Ne retrouvions-nous pas aussi, du côté de mon père, des cousins dévoués à son souvenir, les Bratschi, du côté de ma mère, Victor Mallarmé et sa famille ? Il était un des premiers avocats d’Alger, et un lettré des plus fins. Que de souvenirs ressuscités pour moi, dans ce décor merveilleux ! Je ne pus revoir sans émotion le champ de manœuvres et sa terre rouge, la plage de Mustapha, la Pointe-Pescade où le flot bat les roches semblables à d’énormes éponges pétrifiées, le jardin d’Essai avec ses allées de bambous et de dattiers enlacés de roses, avec le cri aigre des paons, et le petit café maure toujours somnolent sous un vieil arbre. Je retrouvais à la poussière le même goût d’épices et d’aromates ; aujourd’hui comme alors, on voyait aux portes d’Alger des arabes accroupis devant des petits tas d’oranges et, dans les rues marchandes, l’odeur de l’absinthe se mêlait à celle des cuirs et des tapis.
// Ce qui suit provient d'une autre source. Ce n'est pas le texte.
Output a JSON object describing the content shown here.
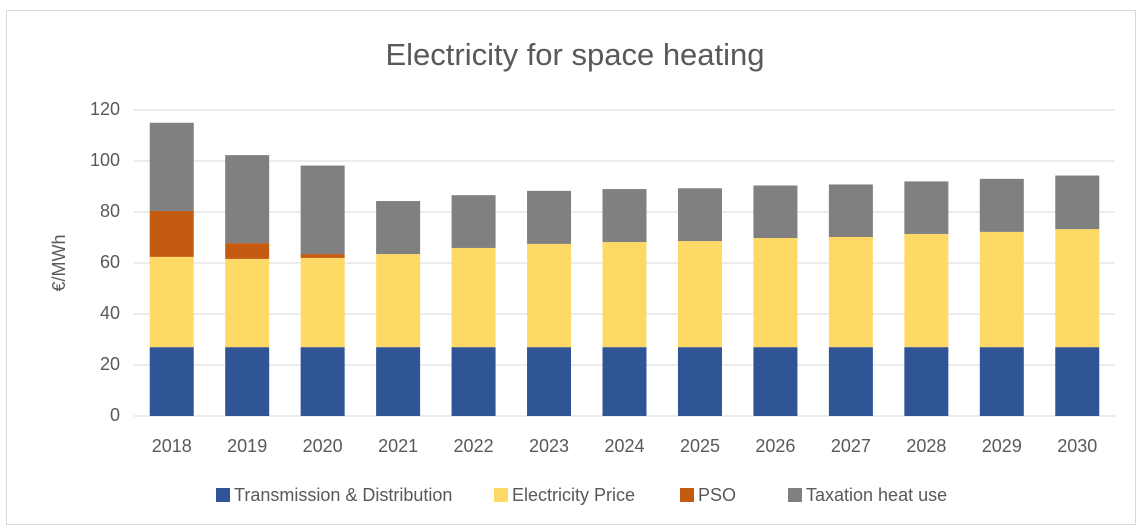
{
  "chart_data": {
    "type": "stacked_bar",
    "title": "Electricity for space heating",
    "y_label": "€/MWh",
    "categories": [
      "2018",
      "2019",
      "2020",
      "2021",
      "2022",
      "2023",
      "2024",
      "2025",
      "2026",
      "2027",
      "2028",
      "2029",
      "2030"
    ],
    "series": [
      {
        "name": "Transmission & Distribution",
        "color": "#2f5597",
        "values": [
          27,
          27,
          27,
          27,
          27,
          27,
          27,
          27,
          27,
          27,
          27,
          27,
          27
        ]
      },
      {
        "name": "Electricity Price",
        "color": "#ffd966",
        "values": [
          35.4,
          34.6,
          35,
          36.5,
          38.9,
          40.5,
          41.2,
          41.6,
          42.8,
          43.2,
          44.4,
          45.2,
          46.3
        ]
      },
      {
        "name": "PSO",
        "color": "#c55a11",
        "values": [
          18,
          6.2,
          1.5,
          0,
          0,
          0,
          0,
          0,
          0,
          0,
          0,
          0,
          0
        ]
      },
      {
        "name": "Taxation heat use",
        "color": "#808080",
        "values": [
          34.6,
          34.5,
          34.7,
          20.8,
          20.7,
          20.8,
          20.8,
          20.7,
          20.6,
          20.6,
          20.6,
          20.8,
          21
        ]
      }
    ],
    "ylim": [
      0,
      120
    ],
    "yticks": [
      0,
      20,
      40,
      60,
      80,
      100,
      120
    ],
    "grid": true,
    "legend": "bottom"
  }
}
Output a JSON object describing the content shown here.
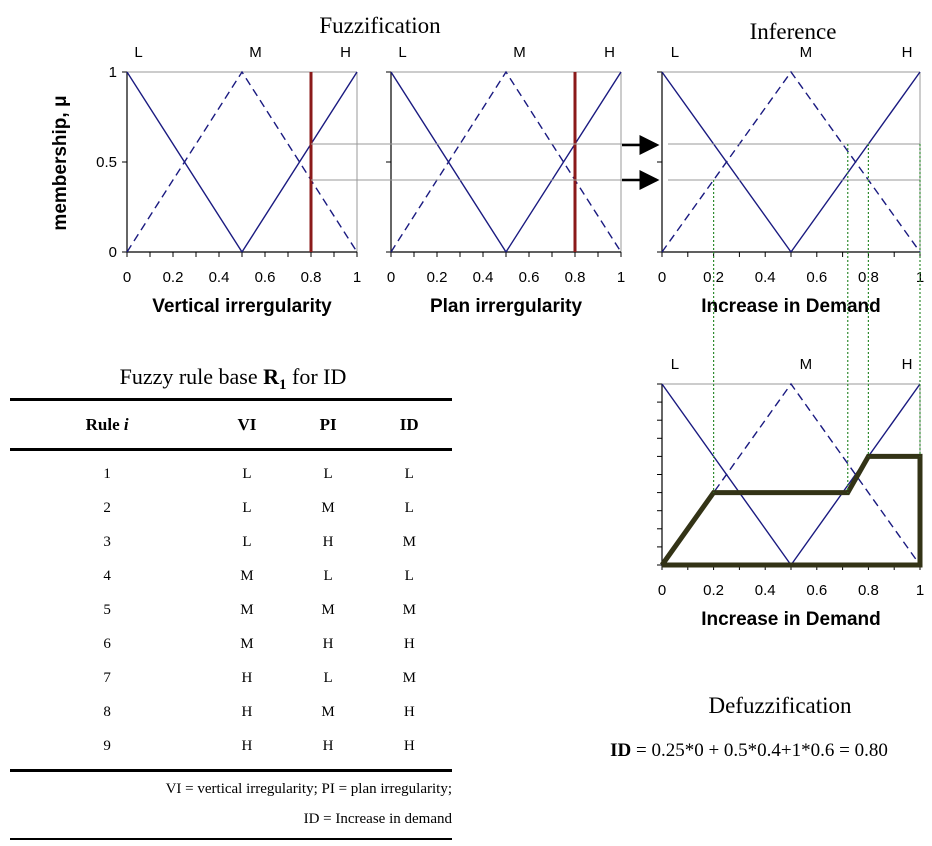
{
  "titles": {
    "fuzzification": "Fuzzification",
    "inference": "Inference",
    "defuzzification": "Defuzzification"
  },
  "ylabel": "membership, μ",
  "set_labels": [
    "L",
    "M",
    "H"
  ],
  "y_ticks": [
    "0",
    "0.5",
    "1"
  ],
  "x_ticks": [
    "0",
    "0.2",
    "0.4",
    "0.6",
    "0.8",
    "1"
  ],
  "colors": {
    "membership_line": "#1a1a80",
    "input_line": "#8b1a1a",
    "aggregate": "#333316",
    "guide": "#2e8b2e",
    "grid": "#999999"
  },
  "chart_data": [
    {
      "type": "line",
      "title": "",
      "xlabel": "Vertical irrergularity",
      "ylabel": "membership, μ",
      "xlim": [
        0,
        1
      ],
      "ylim": [
        0,
        1
      ],
      "series": [
        {
          "name": "L",
          "x": [
            0,
            0.5
          ],
          "y": [
            1,
            0
          ]
        },
        {
          "name": "M",
          "x": [
            0,
            0.5,
            1
          ],
          "y": [
            0,
            1,
            0
          ]
        },
        {
          "name": "H",
          "x": [
            0.5,
            1
          ],
          "y": [
            0,
            1
          ]
        }
      ],
      "input_value": 0.8,
      "memberships": {
        "M": 0.4,
        "H": 0.6
      }
    },
    {
      "type": "line",
      "title": "",
      "xlabel": "Plan irrergularity",
      "xlim": [
        0,
        1
      ],
      "ylim": [
        0,
        1
      ],
      "series": [
        {
          "name": "L",
          "x": [
            0,
            0.5
          ],
          "y": [
            1,
            0
          ]
        },
        {
          "name": "M",
          "x": [
            0,
            0.5,
            1
          ],
          "y": [
            0,
            1,
            0
          ]
        },
        {
          "name": "H",
          "x": [
            0.5,
            1
          ],
          "y": [
            0,
            1
          ]
        }
      ],
      "input_value": 0.8,
      "memberships": {
        "M": 0.4,
        "H": 0.6
      }
    },
    {
      "type": "line",
      "title": "",
      "xlabel": "Increase in Demand",
      "xlim": [
        0,
        1
      ],
      "ylim": [
        0,
        1
      ],
      "series": [
        {
          "name": "L",
          "x": [
            0,
            0.5
          ],
          "y": [
            1,
            0
          ]
        },
        {
          "name": "M",
          "x": [
            0,
            0.5,
            1
          ],
          "y": [
            0,
            1,
            0
          ]
        },
        {
          "name": "H",
          "x": [
            0.5,
            1
          ],
          "y": [
            0,
            1
          ]
        }
      ],
      "clip_levels": [
        0.4,
        0.6
      ]
    },
    {
      "type": "line",
      "title": "",
      "xlabel": "Increase in Demand",
      "xlim": [
        0,
        1
      ],
      "ylim": [
        0,
        1
      ],
      "series": [
        {
          "name": "L",
          "x": [
            0,
            0.5
          ],
          "y": [
            1,
            0
          ]
        },
        {
          "name": "M",
          "x": [
            0,
            0.5,
            1
          ],
          "y": [
            0,
            1,
            0
          ]
        },
        {
          "name": "H",
          "x": [
            0.5,
            1
          ],
          "y": [
            0,
            1
          ]
        },
        {
          "name": "aggregate",
          "x": [
            0,
            0.2,
            0.72,
            0.8,
            1,
            1,
            0
          ],
          "y": [
            0,
            0.4,
            0.4,
            0.6,
            0.6,
            0,
            0
          ]
        }
      ]
    }
  ],
  "rule_table": {
    "caption_pre": "Fuzzy rule base ",
    "caption_bold": "R",
    "caption_sub": "1",
    "caption_post": " for ID",
    "headers": {
      "rule_word": "Rule ",
      "rule_var": "i",
      "vi": "VI",
      "pi": "PI",
      "id": "ID"
    },
    "rows": [
      [
        "1",
        "L",
        "L",
        "L"
      ],
      [
        "2",
        "L",
        "M",
        "L"
      ],
      [
        "3",
        "L",
        "H",
        "M"
      ],
      [
        "4",
        "M",
        "L",
        "L"
      ],
      [
        "5",
        "M",
        "M",
        "M"
      ],
      [
        "6",
        "M",
        "H",
        "H"
      ],
      [
        "7",
        "H",
        "L",
        "M"
      ],
      [
        "8",
        "H",
        "M",
        "H"
      ],
      [
        "9",
        "H",
        "H",
        "H"
      ]
    ],
    "footnote_1": "VI = vertical irregularity;  PI = plan irregularity;",
    "footnote_2": "ID = Increase in demand"
  },
  "defuzz": {
    "label": "ID",
    "formula": " = 0.25*0 + 0.5*0.4+1*0.6 = 0.80"
  }
}
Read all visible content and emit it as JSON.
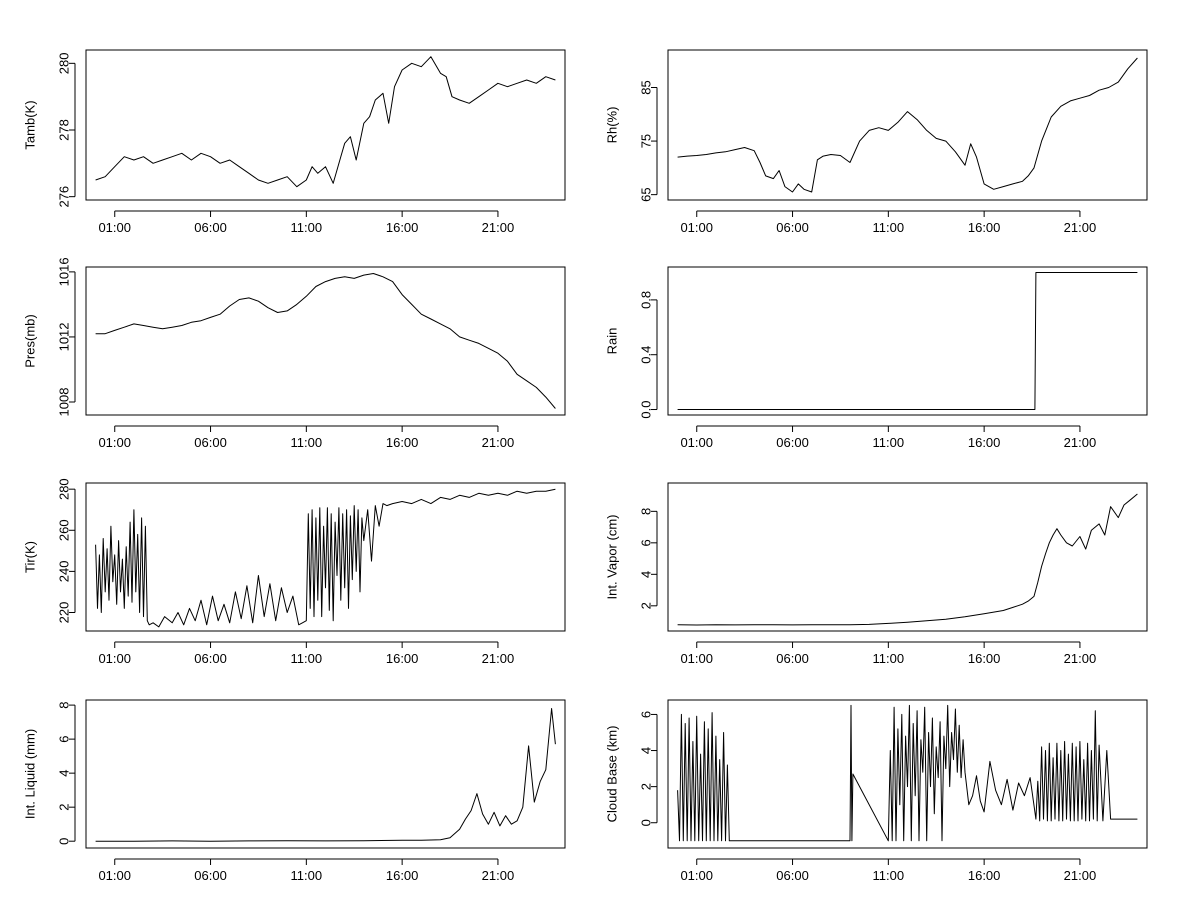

Je visitai la Kasbah, ses ruelles à moucharabiés, ses culs-de-sac, ses recoins voûtés, ses escaliers en dédale, pour un article destiné au Supplément littéraire du Figaro.

Chose singulière, je ne pouvais dire, de cette Algérie tant aimée, comme le Perdican de Musset : « J’avais laissé ici des océans et des forêts, je retrouve un brin d’herbe et une goutte d’eau. » Rien n’avait changé de ma vision d’enfant : elle demeurait adéquate au réel.

Littérairement, cet admirable pays me fut une révélation ; deux de mes romans allaient y emprunter leur cadre : Pascal Géfosse auquel je pensais déjà ; ensuite Amants ; et encore un livre descriptif écrit plus tard : Alger l’hiver, qu’édita avec de curieuses photographies Gervais Courtellemont.

Rentrer en France, dans ma morne existence, après ce flamboiement de lumière, me déchira. Nul paradis n’était plus selon mon cœur que ce sol aphrodisiaque où l’âme et les sens s’exaltent à la splendeur de vivre dans un perpétuel printemps ou un torride été.

Mais le joug que je m’étais imposé me tirait, par-delà la mer, vers ma geôle. Il fallut quitter le royaume d’Éden et retourner à mon double labeur de scribe et d’écrivain.